Early studies in animal models of Parkinson’s found that GDNF revived dying dopamine neurons (the cells classically affected in Parkinson’s)(1)

Given the results of initial studies with GDNF (and other neurotrophic factors), clinical studies/trials were set up to test if similar effects would be seen in humans, notably a trial(2) led by Professor Steven Gill at Frenchay Hospital, Bristol in 2002. The results of this and other follow-up studies had positive outcomes but overall results of a larger subsequent trial in 2004 were inconsistent with earlier trials, and left questions about the potential of GDNF.

Some experts believed that the different procedures used to pump GDNF into the brain affected the results of certain studies. The Cure Parkinson’s Trust, keen to progress the potential of GDNF for people with Parkinson’s, funded the development of a pioneering 'convection enhanced delivery’ mechanism (CED) to deliver the large GDNF molecule with pin-point accuracy into the mid-brain.

CPT, led by late President and Co-founder Tom Isaacs, supported the development of the recent GDNF trial from the novel pin-point precision delivery mechanism to the recent Bristol study (2017) to test whether GDNF would show any potential benefit as a disease modifying treatment for Parkinson’s.

This trial took place in Bristol under the leadership of Professor Steven Gill and Consultant Neurologist Alan Whone. The Bristol trial participants had the CED mechanism carefully placed into their brains connected to a small port behind the ear. The trial was lengthy and involved three stages:

1) a placebo controlled pilot study of 6 people.
2) a nine-month placebo controlled clinical trial involving 36 people plus the 6 pilot study people.
3) a nine-month open label extension, where all people received GDNF.

Note: By the end of all parts of the study, the placebo group had received GDNF for only nine months, whereas those on GDNF for the first nine months received GDNF for a total of 18 months. Those on the pilot study received GDNF beyond 18 months.

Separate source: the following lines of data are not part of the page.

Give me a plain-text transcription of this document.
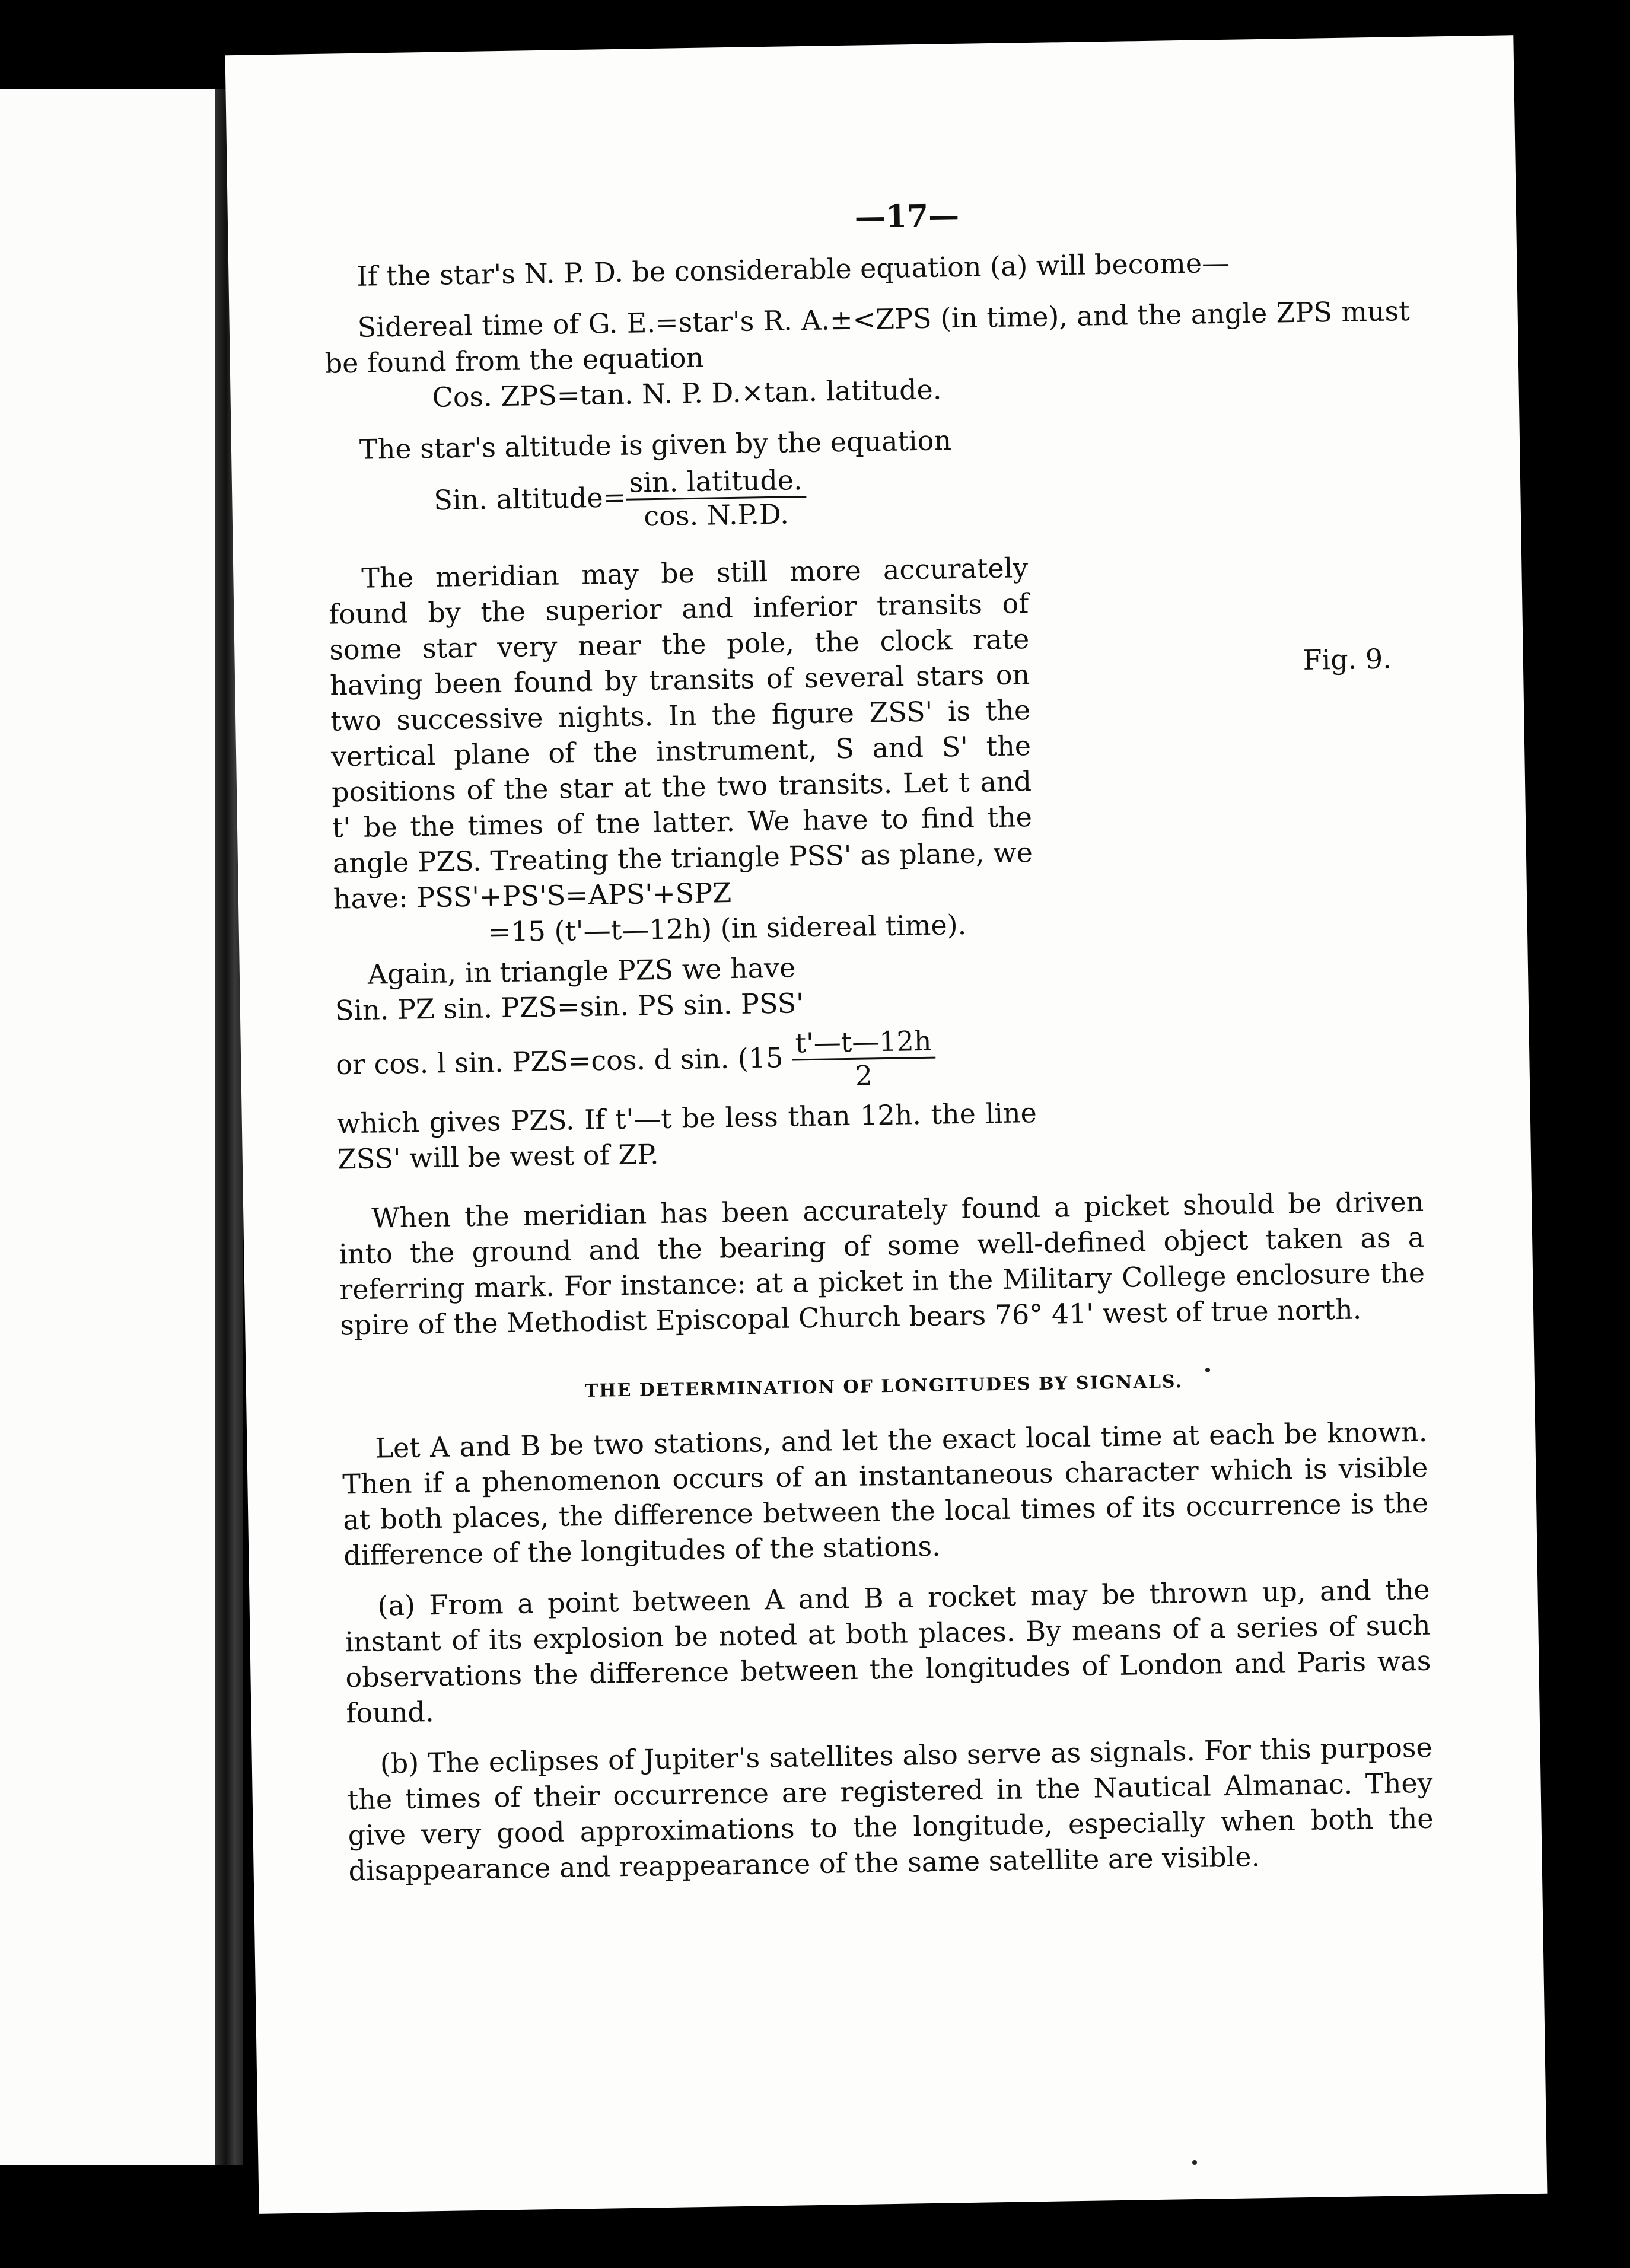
—17—

If the star's N. P. D. be considerable equation (a) will become—

Sidereal time of G. E.=star's R. A.±<ZPS (in time), and the angle ZPS must be found from the equation

Cos. ZPS=tan. N. P. D.×tan. latitude.

The star's altitude is given by the equation

Sin. altitude=
$\frac{\text{sin. latitude.}}{\cos. N.P.D.}$

Fig. 9.

The meridian may be still more accurately found by the superior and inferior transits of some star very near the pole, the clock rate having been found by transits of several stars on two successive nights. In the figure ZSS' is the vertical plane of the instrument, S and S' the positions of the star at the two transits. Let t and t' be the times of tne latter. We have to find the angle PZS. Treating the triangle PSS' as plane, we have: PSS'+PS'S=APS'+SPZ

=15 (t'—t—12h) (in sidereal time).

Again, in triangle PZS we have

Sin. PZ sin. PZS=sin. PS sin. PSS'

or cos. l sin. PZS=cos. d sin. ($15 \frac{t'—t—12h}{2}$

which gives PZS. If t'—t be less than 12h. the line ZSS' will be west of ZP.

When the meridian has been accurately found a picket should be driven into the ground and the bearing of some well-defined object taken as a referring mark. For instance: at a picket in the Military College enclosure the spire of the Methodist Episcopal Church bears 76° 41' west of true north.

THE DETERMINATION OF LONGITUDES BY SIGNALS.

Let A and B be two stations, and let the exact local time at each be known. Then if a phenomenon occurs of an instantaneous character which is visible at both places, the difference between the local times of its occurrence is the difference of the longitudes of the stations.

(a) From a point between A and B a rocket may be thrown up, and the instant of its explosion be noted at both places. By means of a series of such observations the difference between the longitudes of London and Paris was found.

(b) The eclipses of Jupiter's satellites also serve as signals. For this purpose the times of their occurrence are registered in the Nautical Almanac. They give very good approximations to the longitude, especially when both the disappearance and reappearance of the same satellite are visible.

The clinical trial was completed in February 2017 and we now expect the full results to be shared on 27th February 2019.

Follow nine participants on their GDNF trial journey in the upcoming BBC documentary: 'The Parkinson's Drug Trial: A Miracle Cure?' on BBC 2 9.00pm 28th February featuring our late co-founder Tom Isaacs.

This innovative trial would not have been possible without the commitment of the incredible participants, and the trial has seen excellent collaboration between the inspirational teams at Southmead Hospital Bristol, MedGenesis, Renishaw, Michael J Fox Foundation, Parkinson's UK and The Cure Parkinson's Trust along with many generous supporters.